Europe cannot afford to hamper its own competitiveness and lose ground in growing global markets. Yet this is precisely what Europe risks doing if the anachronistic and counterproductive production quotas are maintained. The top priorities for the EU at present are jobs, competitiveness and growth.
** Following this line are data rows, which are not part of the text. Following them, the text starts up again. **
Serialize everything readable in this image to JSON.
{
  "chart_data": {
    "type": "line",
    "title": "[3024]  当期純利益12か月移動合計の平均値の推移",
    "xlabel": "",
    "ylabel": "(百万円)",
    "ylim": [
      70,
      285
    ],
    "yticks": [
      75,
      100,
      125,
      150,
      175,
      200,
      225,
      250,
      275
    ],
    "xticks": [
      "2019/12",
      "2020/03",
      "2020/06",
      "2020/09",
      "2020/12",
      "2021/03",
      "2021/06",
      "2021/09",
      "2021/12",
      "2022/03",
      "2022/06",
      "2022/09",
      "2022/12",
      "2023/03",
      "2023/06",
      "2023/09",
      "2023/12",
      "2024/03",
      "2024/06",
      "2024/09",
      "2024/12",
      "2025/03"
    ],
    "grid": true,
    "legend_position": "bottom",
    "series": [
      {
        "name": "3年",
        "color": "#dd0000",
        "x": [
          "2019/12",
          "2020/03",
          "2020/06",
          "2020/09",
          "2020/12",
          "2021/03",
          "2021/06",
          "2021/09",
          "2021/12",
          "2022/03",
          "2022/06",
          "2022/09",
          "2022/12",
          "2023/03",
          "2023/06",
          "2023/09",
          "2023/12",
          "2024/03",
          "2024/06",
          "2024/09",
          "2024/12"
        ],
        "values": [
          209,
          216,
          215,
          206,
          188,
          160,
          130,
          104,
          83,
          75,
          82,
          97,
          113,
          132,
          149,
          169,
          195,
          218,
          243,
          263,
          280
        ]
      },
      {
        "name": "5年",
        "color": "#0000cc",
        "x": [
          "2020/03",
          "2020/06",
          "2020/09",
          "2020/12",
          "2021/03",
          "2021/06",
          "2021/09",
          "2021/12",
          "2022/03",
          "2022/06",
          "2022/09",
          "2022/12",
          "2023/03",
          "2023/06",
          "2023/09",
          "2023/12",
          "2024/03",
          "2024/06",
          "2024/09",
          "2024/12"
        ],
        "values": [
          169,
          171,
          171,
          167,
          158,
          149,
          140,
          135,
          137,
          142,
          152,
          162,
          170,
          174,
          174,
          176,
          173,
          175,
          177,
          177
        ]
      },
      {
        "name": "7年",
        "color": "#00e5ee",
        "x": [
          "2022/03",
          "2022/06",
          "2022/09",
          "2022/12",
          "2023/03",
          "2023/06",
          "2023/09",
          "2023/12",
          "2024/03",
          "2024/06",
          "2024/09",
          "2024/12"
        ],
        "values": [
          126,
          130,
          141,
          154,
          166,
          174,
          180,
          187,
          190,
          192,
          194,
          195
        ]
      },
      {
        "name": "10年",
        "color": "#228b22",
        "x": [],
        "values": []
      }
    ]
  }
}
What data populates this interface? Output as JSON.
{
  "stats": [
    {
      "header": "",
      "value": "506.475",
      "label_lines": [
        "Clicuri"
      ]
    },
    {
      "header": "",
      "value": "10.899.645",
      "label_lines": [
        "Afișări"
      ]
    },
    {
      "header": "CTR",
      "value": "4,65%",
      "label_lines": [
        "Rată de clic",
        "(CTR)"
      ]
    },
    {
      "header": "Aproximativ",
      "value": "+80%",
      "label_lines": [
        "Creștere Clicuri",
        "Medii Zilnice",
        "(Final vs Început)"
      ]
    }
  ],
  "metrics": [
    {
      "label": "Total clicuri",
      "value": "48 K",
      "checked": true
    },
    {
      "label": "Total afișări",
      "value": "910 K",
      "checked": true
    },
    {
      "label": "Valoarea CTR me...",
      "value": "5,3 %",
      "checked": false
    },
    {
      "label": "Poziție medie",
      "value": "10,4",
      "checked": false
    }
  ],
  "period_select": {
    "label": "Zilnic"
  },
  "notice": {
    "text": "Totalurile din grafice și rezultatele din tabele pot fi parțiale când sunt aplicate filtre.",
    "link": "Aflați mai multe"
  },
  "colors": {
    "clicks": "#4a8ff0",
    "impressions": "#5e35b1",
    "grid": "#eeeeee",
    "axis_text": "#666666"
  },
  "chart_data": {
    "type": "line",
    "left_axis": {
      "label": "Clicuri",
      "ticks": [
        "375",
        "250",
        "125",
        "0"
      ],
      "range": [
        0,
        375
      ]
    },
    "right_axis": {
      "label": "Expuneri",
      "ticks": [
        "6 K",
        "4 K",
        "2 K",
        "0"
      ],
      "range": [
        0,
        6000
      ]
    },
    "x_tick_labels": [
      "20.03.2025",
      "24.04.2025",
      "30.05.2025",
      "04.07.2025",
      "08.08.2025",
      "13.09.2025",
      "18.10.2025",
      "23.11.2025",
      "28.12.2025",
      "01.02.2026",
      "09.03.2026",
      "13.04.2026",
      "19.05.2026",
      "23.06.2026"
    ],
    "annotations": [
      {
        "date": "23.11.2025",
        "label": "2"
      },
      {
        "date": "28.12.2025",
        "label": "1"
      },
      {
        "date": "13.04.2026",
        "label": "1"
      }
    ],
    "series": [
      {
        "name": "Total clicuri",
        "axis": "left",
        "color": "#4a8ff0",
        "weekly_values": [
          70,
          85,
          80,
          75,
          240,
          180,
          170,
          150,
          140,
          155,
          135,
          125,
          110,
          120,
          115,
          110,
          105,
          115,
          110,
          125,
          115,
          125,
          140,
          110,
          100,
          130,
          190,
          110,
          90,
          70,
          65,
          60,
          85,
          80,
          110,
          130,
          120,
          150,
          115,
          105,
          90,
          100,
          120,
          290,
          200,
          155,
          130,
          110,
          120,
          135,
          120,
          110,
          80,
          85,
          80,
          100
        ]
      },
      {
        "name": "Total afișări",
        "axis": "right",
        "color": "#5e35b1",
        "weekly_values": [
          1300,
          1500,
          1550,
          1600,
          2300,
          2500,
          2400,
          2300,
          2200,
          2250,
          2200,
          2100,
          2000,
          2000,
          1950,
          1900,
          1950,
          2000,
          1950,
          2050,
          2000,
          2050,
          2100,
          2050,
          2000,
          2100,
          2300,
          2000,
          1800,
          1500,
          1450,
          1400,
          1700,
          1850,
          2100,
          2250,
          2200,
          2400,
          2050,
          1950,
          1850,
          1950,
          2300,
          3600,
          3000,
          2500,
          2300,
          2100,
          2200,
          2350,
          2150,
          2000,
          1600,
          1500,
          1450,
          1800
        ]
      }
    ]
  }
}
Continuation of EU sugar quotas delivers on none of these.
We call on you to ensure that the previously agreed expiry of sugar production quotas in 2015 is maintained as per current law and in line with the proposal of the European Commission.
Your active support is urgently needed, as the European Parliament will be voting on this matter in plenary mid-March, and the Council is in the process of establishing its position ahead of inter-institutional trilogue negotiations scheduled to begin by end of March.
We hope that you can contribute to securing the rapid end of anti-competitive sugar quotas and to giving a boost to European production, exports and job creation.
Signed by:
CIUS: Committee of European Sugar Users; UEAPME: European Association of Craft, Small- and Medium sized Enterprises; CEEREAL: European Breakfast Cereal Association; CAOBISCO: The Association of the Chocolate, Biscuits and Confectionery Industries of Europe; EUROGLACES: European Ice Cream Association; FEDIMA: Federation of European Union Manufacturers and Suppliers of Ingredients to the Bakery, Confectionery and Patisserie Industries; PROFEL: European Association of Fruit and Vegetable Processors; UNESDA: Union of European Beverages Associations; ADEPALE: French Association of the Industry of Derived Food Products; AIDEPI: Italian Association of Confectionery and Pasta Industries; Alliance 7: French Association of 9 Food Sectors; ASSOBIBE: Italian Association of Non-Alcoholic Beverage Manufacturers; BDSI: Association of the German Confectionery Industry; The Beverage Council of Ireland; BOGK: German Association of the Fruit, Vegetable and Potato Processing Industry; Chokofa: Swedish Chocolate, Confectionery, and Biscuit Manufacturers’ Association; Choprabisco: Royal Belgian Association of the Biscuit, Chocolate, Pralines and Confectionery Industries; CIUS NL: Sugar Users of the Netherlands; FDII: Food and Drink Industry Ireland; Fws: Dutch Association for Soft Drinks, Waters, and Soups; HUNBISCO: Association of Hungarian Chocolate and Confectionery Manufacturers; IZZ: German Sugar Users Organisation; POLBISCO: Association of Chocolate, Biscuits, and Confectionery Industries of Poland; Slovenian Chamber of Agricultural and Food Enterprises; UKISUG: UK Industrial Sugar Users Group; VBZ NL: Association of the Bakery and Confectionery Industries of the Netherlands; WAFG: Association of Alcohol Free Drinks in Germany.